The principle here is known as the "Dunning-Kruger effect," from a series of psychology studies (yet to be debunked in their ongoing replication crisis, unlike most of the field--  ZING!).  Basically, incompetent people lack the competence to know how incompetent they are.  Trump inherited a bunch of money, had a mixed business record in the real estate industry, then really struck it rich branding his own name and going on tv, playing the character of the real estate mogul.  This, circularly, made him actually rich, convincing him that he really is great at deals.  So, he almost certainly thinks he can force Mexico to pay.

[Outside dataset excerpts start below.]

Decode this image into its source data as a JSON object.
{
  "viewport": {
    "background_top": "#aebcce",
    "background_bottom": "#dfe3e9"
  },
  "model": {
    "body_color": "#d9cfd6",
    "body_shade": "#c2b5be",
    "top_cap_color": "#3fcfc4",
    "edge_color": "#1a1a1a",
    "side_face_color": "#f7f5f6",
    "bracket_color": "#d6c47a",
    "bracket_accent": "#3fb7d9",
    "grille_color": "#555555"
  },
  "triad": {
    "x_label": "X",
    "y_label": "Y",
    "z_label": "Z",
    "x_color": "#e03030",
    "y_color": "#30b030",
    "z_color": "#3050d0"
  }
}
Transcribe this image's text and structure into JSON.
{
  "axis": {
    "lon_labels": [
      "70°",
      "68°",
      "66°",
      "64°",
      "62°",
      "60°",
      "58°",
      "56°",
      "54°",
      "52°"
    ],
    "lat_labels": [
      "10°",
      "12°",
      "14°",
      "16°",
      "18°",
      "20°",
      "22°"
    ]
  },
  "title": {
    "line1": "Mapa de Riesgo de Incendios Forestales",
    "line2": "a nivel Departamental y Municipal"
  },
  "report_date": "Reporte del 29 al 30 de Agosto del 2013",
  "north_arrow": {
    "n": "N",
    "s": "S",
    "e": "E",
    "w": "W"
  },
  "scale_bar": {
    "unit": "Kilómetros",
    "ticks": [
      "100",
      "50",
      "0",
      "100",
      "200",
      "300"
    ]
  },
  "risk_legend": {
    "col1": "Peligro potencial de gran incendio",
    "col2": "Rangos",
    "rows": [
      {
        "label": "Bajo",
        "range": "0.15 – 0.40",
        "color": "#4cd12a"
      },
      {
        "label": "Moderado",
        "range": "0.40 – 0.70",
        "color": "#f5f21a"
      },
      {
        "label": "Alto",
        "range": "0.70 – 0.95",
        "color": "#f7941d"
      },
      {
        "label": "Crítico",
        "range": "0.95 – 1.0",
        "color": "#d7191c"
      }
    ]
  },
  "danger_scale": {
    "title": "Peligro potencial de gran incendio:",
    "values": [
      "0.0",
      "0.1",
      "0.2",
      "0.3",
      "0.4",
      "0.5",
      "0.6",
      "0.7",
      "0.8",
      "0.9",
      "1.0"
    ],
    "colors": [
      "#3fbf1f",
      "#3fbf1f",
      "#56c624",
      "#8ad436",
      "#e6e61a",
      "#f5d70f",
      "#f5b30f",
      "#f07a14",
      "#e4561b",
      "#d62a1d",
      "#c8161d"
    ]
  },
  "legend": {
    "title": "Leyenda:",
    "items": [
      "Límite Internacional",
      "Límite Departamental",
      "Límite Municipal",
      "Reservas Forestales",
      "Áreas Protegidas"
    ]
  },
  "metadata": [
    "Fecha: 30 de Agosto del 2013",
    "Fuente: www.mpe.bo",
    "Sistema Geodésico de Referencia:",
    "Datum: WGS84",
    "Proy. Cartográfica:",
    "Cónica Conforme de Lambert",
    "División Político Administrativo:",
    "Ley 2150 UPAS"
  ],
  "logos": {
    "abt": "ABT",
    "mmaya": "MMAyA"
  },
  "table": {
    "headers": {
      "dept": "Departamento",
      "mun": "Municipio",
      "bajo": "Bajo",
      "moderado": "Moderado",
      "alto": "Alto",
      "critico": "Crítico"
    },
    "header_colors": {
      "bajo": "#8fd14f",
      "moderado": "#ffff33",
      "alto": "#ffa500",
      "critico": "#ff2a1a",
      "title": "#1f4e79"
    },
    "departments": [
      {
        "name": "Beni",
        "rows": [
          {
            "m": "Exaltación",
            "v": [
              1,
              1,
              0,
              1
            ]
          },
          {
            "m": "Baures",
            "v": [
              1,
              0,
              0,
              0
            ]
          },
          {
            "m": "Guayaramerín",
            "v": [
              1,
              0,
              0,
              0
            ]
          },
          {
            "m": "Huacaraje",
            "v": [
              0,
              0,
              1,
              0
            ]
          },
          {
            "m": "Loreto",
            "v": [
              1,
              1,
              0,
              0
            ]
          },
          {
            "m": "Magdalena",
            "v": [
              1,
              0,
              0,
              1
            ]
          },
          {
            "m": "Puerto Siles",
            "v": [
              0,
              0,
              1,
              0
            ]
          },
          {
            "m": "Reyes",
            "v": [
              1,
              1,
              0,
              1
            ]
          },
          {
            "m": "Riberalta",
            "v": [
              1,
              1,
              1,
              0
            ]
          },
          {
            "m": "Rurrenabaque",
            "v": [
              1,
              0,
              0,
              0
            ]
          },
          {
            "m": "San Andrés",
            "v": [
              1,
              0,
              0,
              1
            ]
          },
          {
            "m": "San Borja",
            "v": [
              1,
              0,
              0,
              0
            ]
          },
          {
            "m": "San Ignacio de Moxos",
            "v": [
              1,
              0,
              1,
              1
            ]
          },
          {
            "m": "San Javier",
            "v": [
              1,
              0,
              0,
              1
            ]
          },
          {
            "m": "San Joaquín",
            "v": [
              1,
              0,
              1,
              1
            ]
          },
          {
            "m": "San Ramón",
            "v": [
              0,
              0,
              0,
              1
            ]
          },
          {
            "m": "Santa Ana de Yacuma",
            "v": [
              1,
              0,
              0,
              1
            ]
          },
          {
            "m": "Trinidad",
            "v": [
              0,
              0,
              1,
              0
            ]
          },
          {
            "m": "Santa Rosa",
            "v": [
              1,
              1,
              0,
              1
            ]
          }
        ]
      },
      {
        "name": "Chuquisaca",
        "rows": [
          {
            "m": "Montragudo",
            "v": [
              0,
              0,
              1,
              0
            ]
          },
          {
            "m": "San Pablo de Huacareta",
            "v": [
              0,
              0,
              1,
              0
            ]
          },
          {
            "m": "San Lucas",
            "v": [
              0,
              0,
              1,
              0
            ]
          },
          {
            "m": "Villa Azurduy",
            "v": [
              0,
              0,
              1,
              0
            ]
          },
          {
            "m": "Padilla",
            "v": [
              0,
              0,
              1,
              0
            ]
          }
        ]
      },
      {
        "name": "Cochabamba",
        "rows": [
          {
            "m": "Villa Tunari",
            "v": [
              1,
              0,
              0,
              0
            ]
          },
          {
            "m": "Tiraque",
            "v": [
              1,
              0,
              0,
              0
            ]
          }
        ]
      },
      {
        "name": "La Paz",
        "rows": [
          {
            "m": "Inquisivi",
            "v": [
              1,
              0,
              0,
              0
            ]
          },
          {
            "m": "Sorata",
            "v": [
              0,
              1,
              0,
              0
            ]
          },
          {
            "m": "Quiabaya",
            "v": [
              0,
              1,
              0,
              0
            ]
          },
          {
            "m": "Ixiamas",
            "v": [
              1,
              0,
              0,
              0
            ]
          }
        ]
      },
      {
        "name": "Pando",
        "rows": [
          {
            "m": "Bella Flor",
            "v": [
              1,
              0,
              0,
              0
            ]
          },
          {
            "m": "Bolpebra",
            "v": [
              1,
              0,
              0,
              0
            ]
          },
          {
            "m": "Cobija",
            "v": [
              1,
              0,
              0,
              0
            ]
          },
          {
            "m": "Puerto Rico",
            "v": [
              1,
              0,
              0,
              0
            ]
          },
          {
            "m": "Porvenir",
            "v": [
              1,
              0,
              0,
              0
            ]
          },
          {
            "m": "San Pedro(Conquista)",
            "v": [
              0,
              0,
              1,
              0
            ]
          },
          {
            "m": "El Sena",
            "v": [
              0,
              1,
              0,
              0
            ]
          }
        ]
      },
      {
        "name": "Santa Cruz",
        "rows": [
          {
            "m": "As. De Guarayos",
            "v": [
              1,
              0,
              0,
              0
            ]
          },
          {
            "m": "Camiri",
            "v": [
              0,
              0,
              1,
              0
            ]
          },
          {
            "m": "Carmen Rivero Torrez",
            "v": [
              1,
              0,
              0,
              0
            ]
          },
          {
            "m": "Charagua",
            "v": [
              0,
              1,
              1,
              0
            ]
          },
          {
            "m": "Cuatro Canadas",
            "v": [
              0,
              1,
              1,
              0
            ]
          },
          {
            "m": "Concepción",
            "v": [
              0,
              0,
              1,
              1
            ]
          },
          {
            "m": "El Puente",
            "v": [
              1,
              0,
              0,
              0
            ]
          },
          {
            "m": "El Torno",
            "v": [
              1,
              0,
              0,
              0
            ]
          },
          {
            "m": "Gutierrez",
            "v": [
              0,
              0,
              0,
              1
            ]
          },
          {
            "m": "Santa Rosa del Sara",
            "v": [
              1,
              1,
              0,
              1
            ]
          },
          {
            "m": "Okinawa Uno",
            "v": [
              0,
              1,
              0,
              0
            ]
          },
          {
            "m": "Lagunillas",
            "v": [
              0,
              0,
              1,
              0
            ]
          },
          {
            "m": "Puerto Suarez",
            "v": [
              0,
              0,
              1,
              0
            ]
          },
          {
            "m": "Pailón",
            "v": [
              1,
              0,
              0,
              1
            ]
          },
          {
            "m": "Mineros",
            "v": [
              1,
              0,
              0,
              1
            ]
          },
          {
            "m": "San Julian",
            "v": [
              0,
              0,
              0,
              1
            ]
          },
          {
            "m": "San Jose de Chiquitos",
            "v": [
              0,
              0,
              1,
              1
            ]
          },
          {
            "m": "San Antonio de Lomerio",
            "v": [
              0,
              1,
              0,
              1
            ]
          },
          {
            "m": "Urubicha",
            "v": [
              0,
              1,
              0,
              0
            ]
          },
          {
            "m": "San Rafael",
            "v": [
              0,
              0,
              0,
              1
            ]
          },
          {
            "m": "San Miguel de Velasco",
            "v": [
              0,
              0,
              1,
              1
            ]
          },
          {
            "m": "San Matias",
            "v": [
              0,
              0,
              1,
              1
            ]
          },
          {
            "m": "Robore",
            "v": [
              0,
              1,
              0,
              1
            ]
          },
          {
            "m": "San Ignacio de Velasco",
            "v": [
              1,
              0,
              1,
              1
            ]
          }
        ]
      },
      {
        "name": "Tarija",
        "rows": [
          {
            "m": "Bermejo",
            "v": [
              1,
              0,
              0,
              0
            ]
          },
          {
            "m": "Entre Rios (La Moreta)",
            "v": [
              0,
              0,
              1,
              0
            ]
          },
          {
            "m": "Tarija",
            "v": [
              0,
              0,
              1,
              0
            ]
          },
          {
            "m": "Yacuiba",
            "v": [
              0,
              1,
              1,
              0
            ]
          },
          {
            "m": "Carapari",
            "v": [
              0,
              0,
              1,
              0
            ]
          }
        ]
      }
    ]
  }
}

If he thinks he is going to get Mexico to reimburse us, we can't even call this one a "lie."  It isn't a lie if you believe it.  It's just... ludicrous.

The problem, of course, is that he will have no real policy tools to force Mexico to pay (no, the impounded remittances thing won't work).  International relations don't work that way, and even if he could inflict real suffering on Mexico, they can never give in because once they cave to extortion, they abandon their national sovereignty.

This is tangled.  Everyone who isn't a Trumpkin knows that Mexico won't be paying for that wall.  Yet, you can understand why Trump reacts the way he does here!  He really does believe that he is going to keep his promise, and if one accepts the premise that Mexico could be forced to pay up, which was always his premise, then there is no inconsistency between what he is doing now and his initial promise, in which case there would be a problem with how the media are (yes, "are") covering the announcement that he will ask Congress to appropriate money for the wall initially.

Yes, I think I just sort of defended Trump.